Typhoons and Magnetic Bubbles, a possible method of weather control.

Japan is currently using supercomputers to try to simulate how to control typhoons in project Typhoon Shot, sort of like the Apollo moon shot which was also thought to be highly unlikely but possible and it was then actually achieved.

Some say project Typhoon Shot is a mid 20th century idea just hyped up with drones and other 21st century projects and has no real change of value here.

 The plan is to either convert the typhoon power to energy for like Japan and also of course reverse the motion of the storm.

 One problem with reversing the storm like this is like when the first cloud seeding was tried for hurricanes in 1947 when a B-29 and two B-17s filled with 180 lb of dry ice, this actually caused or was associated with a hurricane reversing course when going out to sea and it instead went in to Savannah Georgia. Amid a lot of public outcry The project named project Stormfury lived up to its name for a while! and then was out of favor.
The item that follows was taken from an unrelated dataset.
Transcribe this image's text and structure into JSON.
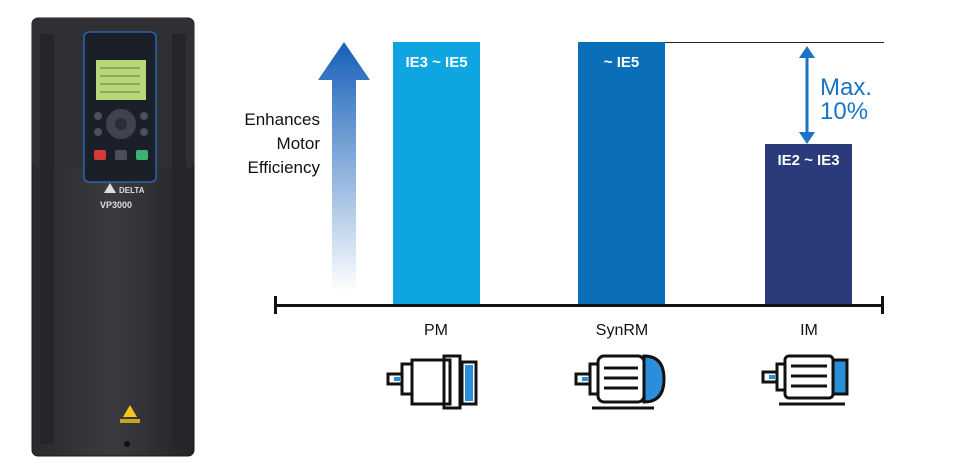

One idea I had had was that instead of wind farms on the shore which have been simulated with computers to also be able to actually recieve power from the hurricane as well as perhaps send it back out to sea, we might use magnetic bubbles stretched between two towers like on shore.
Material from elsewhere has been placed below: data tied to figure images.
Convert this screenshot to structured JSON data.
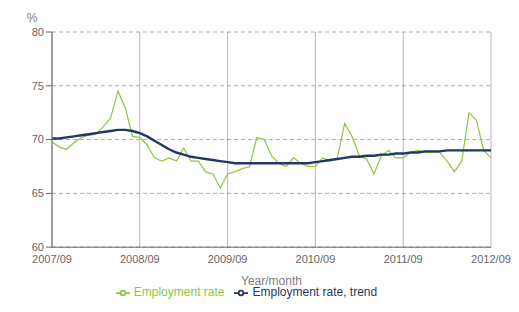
{
  "chart_data": {
    "type": "line",
    "xlabel": "Year/month",
    "ylabel": "%",
    "categories": [
      "2007/09",
      null,
      null,
      null,
      null,
      null,
      null,
      null,
      null,
      null,
      null,
      null,
      "2008/09",
      null,
      null,
      null,
      null,
      null,
      null,
      null,
      null,
      null,
      null,
      null,
      "2009/09",
      null,
      null,
      null,
      null,
      null,
      null,
      null,
      null,
      null,
      null,
      null,
      "2010/09",
      null,
      null,
      null,
      null,
      null,
      null,
      null,
      null,
      null,
      null,
      null,
      "2011/09",
      null,
      null,
      null,
      null,
      null,
      null,
      null,
      null,
      null,
      null,
      null,
      "2012/09"
    ],
    "series": [
      {
        "name": "Employment rate",
        "color": "#8dc63f",
        "values": [
          69.8,
          69.3,
          69.1,
          69.7,
          70.2,
          70.4,
          70.5,
          71.2,
          72.0,
          74.5,
          73.0,
          70.3,
          70.2,
          69.5,
          68.3,
          68.0,
          68.3,
          68.0,
          69.2,
          68.0,
          68.0,
          67.0,
          66.8,
          65.5,
          66.8,
          67.0,
          67.3,
          67.5,
          70.2,
          70.0,
          68.5,
          67.8,
          67.5,
          68.3,
          67.8,
          67.5,
          67.5,
          68.3,
          68.0,
          68.3,
          71.5,
          70.3,
          68.5,
          68.2,
          66.8,
          68.5,
          69.0,
          68.3,
          68.3,
          68.8,
          69.0,
          68.8,
          68.8,
          68.8,
          68.0,
          67.0,
          68.0,
          72.5,
          71.8,
          69.0,
          68.3
        ]
      },
      {
        "name": "Employment rate, trend",
        "color": "#1f3864",
        "values": [
          70.1,
          70.1,
          70.2,
          70.3,
          70.4,
          70.5,
          70.6,
          70.7,
          70.8,
          70.9,
          70.9,
          70.8,
          70.6,
          70.3,
          69.9,
          69.5,
          69.1,
          68.8,
          68.6,
          68.4,
          68.3,
          68.2,
          68.1,
          68.0,
          67.9,
          67.8,
          67.8,
          67.8,
          67.8,
          67.8,
          67.8,
          67.8,
          67.8,
          67.8,
          67.8,
          67.8,
          67.9,
          68.0,
          68.1,
          68.2,
          68.3,
          68.4,
          68.4,
          68.5,
          68.5,
          68.6,
          68.6,
          68.7,
          68.7,
          68.8,
          68.8,
          68.9,
          68.9,
          68.9,
          69.0,
          69.0,
          69.0,
          69.0,
          69.0,
          69.0,
          69.0
        ]
      }
    ],
    "ylim": [
      60,
      80
    ],
    "yticks": [
      60,
      65,
      70,
      75,
      80
    ],
    "grid": true,
    "legend": "bottom"
  }
}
 This would also take place of wind farms which are unsightly and cause hazards to wildlife on the shore.

 I would think that these machines could even be beautiful with rainbows inside the field. Or even with jugs of silver on the side! I'm serious.

 Magnetic bubbles are not known to hold or focus light or heat well unless there's a gas inside but this could easily be powered by pumping gas into the arch.
 
 The idea is that the band would move with the wind and power the magnets on both sides, although we can imagine a moving one that moves more with the wind and restarts at the start of each loop or just one continuous one that doesn't change as much and just vibrates as the wind blows.
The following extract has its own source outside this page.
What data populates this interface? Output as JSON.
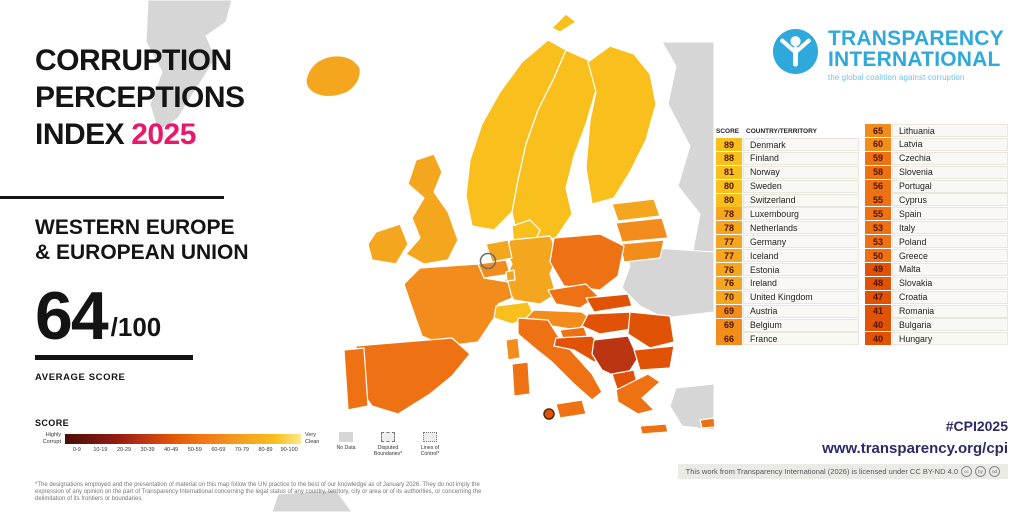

 Basically for hurricanes it might be the same idea at a higher level.

 One good thing about this is a cyclone creates two kT of power per second and it's more guaranteed that the storm will be moved out to sea because pressure is only from the outside.

This is also much easier to simulate to see if it would actually have value instead of complex methods like using cloud seeding.

And because the machine is mostly outside the storm it won't have to be nearly as durable to survive the storm.

 To find more power it would simply be scaled up with the money earned paying for larger and large machines and more and more value.

 Like the wind farms on the shore it would reverse the motion of the storm and find power but it wouldn't be as tough to build as other typhoon control methods might be.

 For years the conditions inside the storm weren't even known because building a machine like an anerometer to survive the extreme winds was not even viable yet.

 To build these bubbles wouldn't take 30 or 40 years like building more flimsy ships so this method might be feasible much sooner.

I would think the gas in the bubble would be valuable to exert the mechanical tension on the typhoon.

 50% more storms are hitting land like in Japan than before since the 1950s and it's also been found that the warmer air of the shore draws in the hurricane to the land, so we might be able to get a much more powerful effect by actually pumping cooling gas into the arch.

 It makes sense that the land would draw in the typhoon with heat because a typhoon is essentially a heat engine that rises like a bubble from the tropics to the northern areas and the tropics are indeed cooled by 30° by typhoons.  

 Another method might be to make the bubble vertical from inside the eye up to something large above it or else arching through the eye and over to the ship on the side perhaps around the land to exert mechanical attention on the storm.

 

 And as an additional value the same machine could be used to find usual wind power when the storm was not by the shore.